The instructions for the walk and turn are contained in the NHTSA manuals.16 The 2002 manual indicates the test is divided into two phases, the instruction phase and the walking phase. During the instruction phase, the officer should require the subject to place his or her left foot on the line and then place his or her right foot on the line in front of the left foot, while the officer reads the instructions and asks if the subject understood the instructions. The officer must then demonstrate the test, but only a few steps and the turn. The officer should then tell the person to take nine heel-to-toe steps, keeping eyes on feet and counting each step out loud, then turn using a series of small steps, and take nine heel-to-toe steps back. Finally, the officer should instruct ‘‘once you start walking do not stop until you have completed the task.’’ There are eight ‘‘clues’’ associated with this test, and if the officer observes two of the eight, the subject will be considered to have failed the test.

The most common mistake officers make with the walk and turn is not providing a designated straight line to walk. The 200218 manual specifically says, ‘‘walk-and-turn test requires a designated straight line.’’ Moreover, the manual notes, ‘‘some people have difficulty with balance even when sober.’’ The 2002 manual also states that ‘‘the original research indicated that individuals over 65 years of age, back, leg or middle ear problems had difficulty performing this test.’’. The 1995 manual also said that wind/weather conditions, suspect’s age, weight, and suspect’s footwear ‘‘may interfere with the suspect’s performance.’’

The One-Leg Stand

The last of the SFSTs is the one-leg stand. In this exercise, the subject is instructed to raise one leg approximately six inches off the ground, keeping it straight with toes pointed, and count out loud for thirty seconds using ‘‘one thousand and one, one thousand and two’’ until told to stop. There are four clues associated with this test, and like the walk-and-turn, if two clues are observed, the subject will be considered to have failed. The four clues are: uses arms for balance, sways, puts foot down, and hops.

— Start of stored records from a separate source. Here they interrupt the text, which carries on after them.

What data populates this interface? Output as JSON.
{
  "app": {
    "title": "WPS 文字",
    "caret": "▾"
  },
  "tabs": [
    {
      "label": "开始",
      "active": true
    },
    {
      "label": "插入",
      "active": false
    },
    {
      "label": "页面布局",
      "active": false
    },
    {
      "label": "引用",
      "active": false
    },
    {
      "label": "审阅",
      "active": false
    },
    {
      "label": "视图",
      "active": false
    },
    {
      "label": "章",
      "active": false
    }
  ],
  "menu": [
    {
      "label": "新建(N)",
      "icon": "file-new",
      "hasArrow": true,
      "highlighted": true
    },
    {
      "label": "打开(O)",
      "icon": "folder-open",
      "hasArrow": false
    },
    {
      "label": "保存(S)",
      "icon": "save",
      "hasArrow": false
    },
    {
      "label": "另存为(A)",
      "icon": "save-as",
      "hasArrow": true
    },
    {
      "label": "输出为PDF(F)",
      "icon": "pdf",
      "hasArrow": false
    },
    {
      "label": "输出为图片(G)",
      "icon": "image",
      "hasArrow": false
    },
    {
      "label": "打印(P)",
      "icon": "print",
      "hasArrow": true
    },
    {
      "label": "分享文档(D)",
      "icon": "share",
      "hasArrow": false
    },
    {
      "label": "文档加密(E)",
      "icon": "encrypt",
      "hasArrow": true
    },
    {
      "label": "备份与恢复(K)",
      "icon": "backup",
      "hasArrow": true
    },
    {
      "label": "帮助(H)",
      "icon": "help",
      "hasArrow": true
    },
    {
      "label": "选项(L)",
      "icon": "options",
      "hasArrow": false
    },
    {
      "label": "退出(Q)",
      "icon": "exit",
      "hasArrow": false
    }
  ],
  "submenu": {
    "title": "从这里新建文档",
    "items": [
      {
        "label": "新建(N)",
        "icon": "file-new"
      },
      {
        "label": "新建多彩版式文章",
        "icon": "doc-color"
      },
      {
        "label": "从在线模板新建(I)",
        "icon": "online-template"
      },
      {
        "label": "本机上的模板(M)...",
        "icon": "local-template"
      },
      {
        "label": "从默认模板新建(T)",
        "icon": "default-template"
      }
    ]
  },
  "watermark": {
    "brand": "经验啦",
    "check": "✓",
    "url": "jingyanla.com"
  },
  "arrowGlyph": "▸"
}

The most common mistakes with the one-leg stand are not scoring the test properly (indicating other than the standardized clues) and not providing a reasonably dry, hard, level, and non-slippery surface.22 The 2002 manual also states: ‘‘the original research indicates that certain individuals over 65 years of age, back, leg or middle ear problems, or people who are overweight by 50 or more pounds had difficulty performing this test. Individuals wearing heels more than two inches high should be given the opportunity to remove their shoes.’’

Conclusions

A review of the validation studies indicates NHTSA has failed to proffer a definition of either the term ‘‘standardized’’ or ‘‘normal.’’ NHTSA has also changed the protocols over time, and when the protocols have been changed, they were not re-validated, or otherwise subjected to rigorous studies (since 1977). This alone might be sufficient to call the underlying science into question, and significantly lessens their forensic value.

Nevertheless, with drunk driving laws becoming ever more punitive, and law enforcement more aggressive, both prosecutors and defense attorneys must have a thorough understanding of the science and law behind field testing. Effective advocacy by both sides demands such understanding, particularly as this area of law becomes increasingly specialized in nature.